A l’occasion de la journée mondiale de la sage-femme, l’Association nationale des sages-femmes du Maroc, en partenariat avec le Fonds des Nations Unies pour la population (FNUAP) et l’ambassade du Canada, a organisé une rencontre sous le thème « La sage-femme défend les droits des femmes ».

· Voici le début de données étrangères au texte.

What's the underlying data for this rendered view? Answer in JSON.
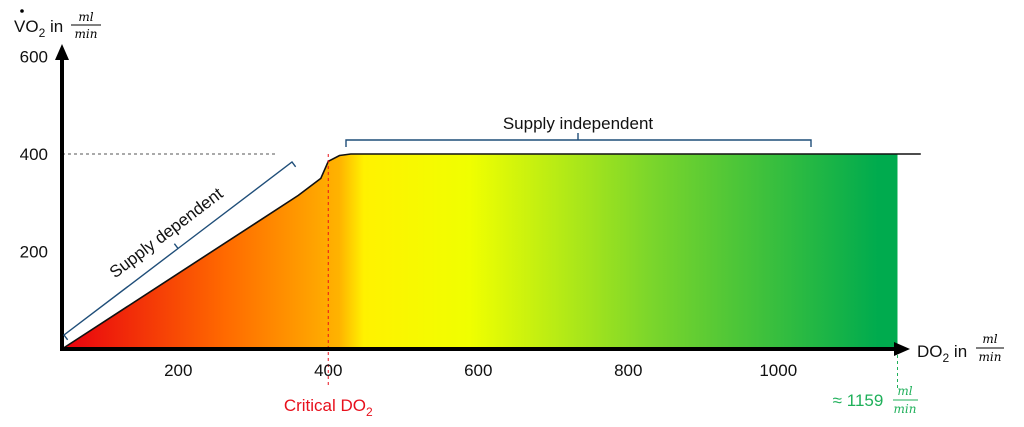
{
  "chart_data": {
    "type": "area",
    "x_axis": {
      "label": "DO",
      "label_sub": "2",
      "label_unit_prefix": "in",
      "unit_num": "ml",
      "unit_den": "min",
      "ticks": [
        200,
        400,
        600,
        800,
        1000
      ],
      "tick_labels": [
        "200",
        "400",
        "600",
        "800",
        "1000"
      ],
      "range": [
        45,
        1195
      ]
    },
    "y_axis": {
      "label": "VO",
      "label_sub": "2",
      "label_unit_prefix": "in",
      "unit_num": "ml",
      "unit_den": "min",
      "ticks": [
        200,
        400,
        600
      ],
      "tick_labels": [
        "200",
        "400",
        "600"
      ],
      "range": [
        0,
        670
      ]
    },
    "curve": {
      "x": [
        45,
        100,
        200,
        300,
        360,
        390,
        400,
        415,
        430,
        600,
        800,
        1000,
        1159,
        1190
      ],
      "y": [
        0,
        55,
        155,
        255,
        315,
        350,
        385,
        397,
        400,
        400,
        400,
        400,
        400,
        400
      ]
    },
    "fill_to_x": 1159,
    "reference_line_y": 400,
    "critical_x": 400,
    "critical_label": "Critical DO",
    "critical_label_sub": "2",
    "max_marker": {
      "x": 1159,
      "prefix": "≈",
      "value": "1159",
      "unit_num": "ml",
      "unit_den": "min"
    },
    "regions": [
      {
        "label": "Supply dependent",
        "x_range": [
          45,
          355
        ]
      },
      {
        "label": "Supply independent",
        "x_range": [
          420,
          1045
        ]
      }
    ],
    "gradient_colors": [
      "#e8000f",
      "#ff9900",
      "#fff200",
      "#f4ff00",
      "#7cd62b",
      "#00ab4e"
    ],
    "colors": {
      "critical": "#e8101c",
      "max_marker": "#1fb05a",
      "bracket": "#1f4e79",
      "axis": "#000000"
    }
  }
}
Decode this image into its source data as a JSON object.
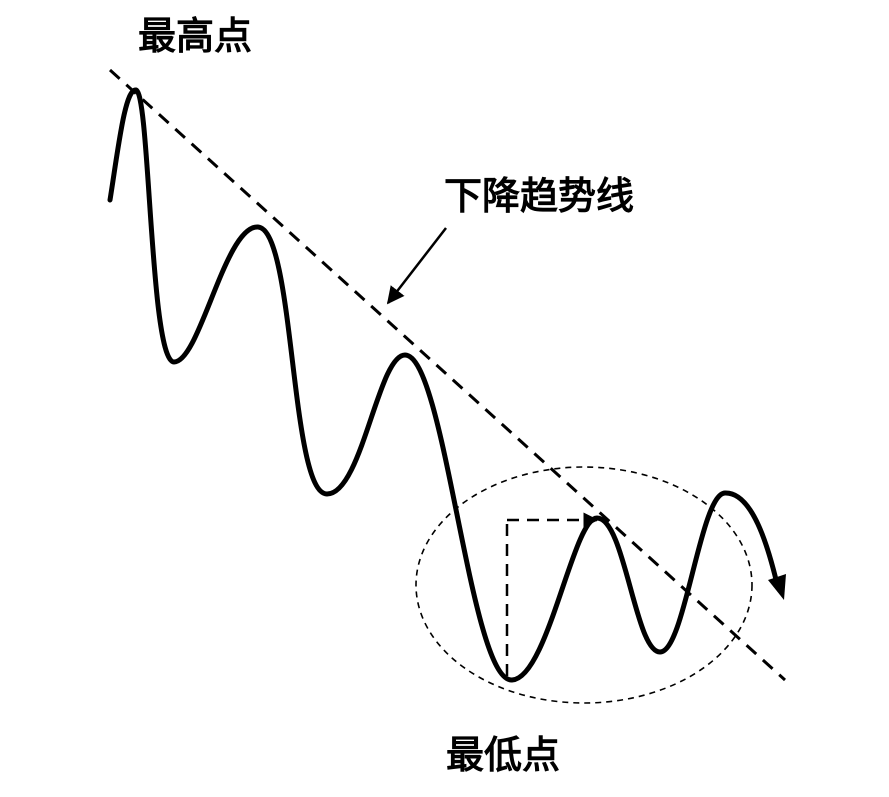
{
  "labels": {
    "highest_point": "最高点",
    "downtrend_line": "下降趋势线",
    "lowest_point": "最低点"
  },
  "colors": {
    "ink": "#000000",
    "background": "#ffffff"
  }
}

L’objectif de cet événement a été de rappeler l’importance du rôle de la sage-femme dans l’amélioration de la santé sexuelle et reproductive de la femme, et ce à travers la réduction de la mortalité et de la morbidité maternelle et infantile et de la préservation des droits sexuels et reproductifs des femmes. « Près de 80 % des accouchements dans le secteur public sont effectués par les sages-femmes. C’est dire le rôle primordial que jouent ces professionnelles de santé dans les structures de soins du Royaume », a indiqué Rachida Fadil, présidente de l’Association nationale des sages-femmes du Maroc. « Notre métier est l’un des plus beaux du monde. Pour autant, notre quotidien n’est pas du tout rose. Les conditions de travail sont difficiles en raison de la carence en ressources humaines. Pourtant, près de 2 200 sages-femmes sont aujourd’hui au chômage », a-t-elle poursuivi. La réglementation du métier est un autre problème auquel fait face la profession. Car même si une loi qui encadre l’exercice du métier a été publiée en 2016, ses textes d’application n’ont pas encore vu le jour. A cela s’ajoute l’absence d’un ordre professionnel représentant la profession à l’instar d’autres métiers de la santé. « Les différents acteurs impliqués doivent oeuvrer à améliorer les conditions de travail des sages-femmes. Par ailleurs, la sage-femme ne doit plus jouer le rôle du bouc émissaire auquel on attribue les maux dont souffre le système de santé », a-t-elle conclu.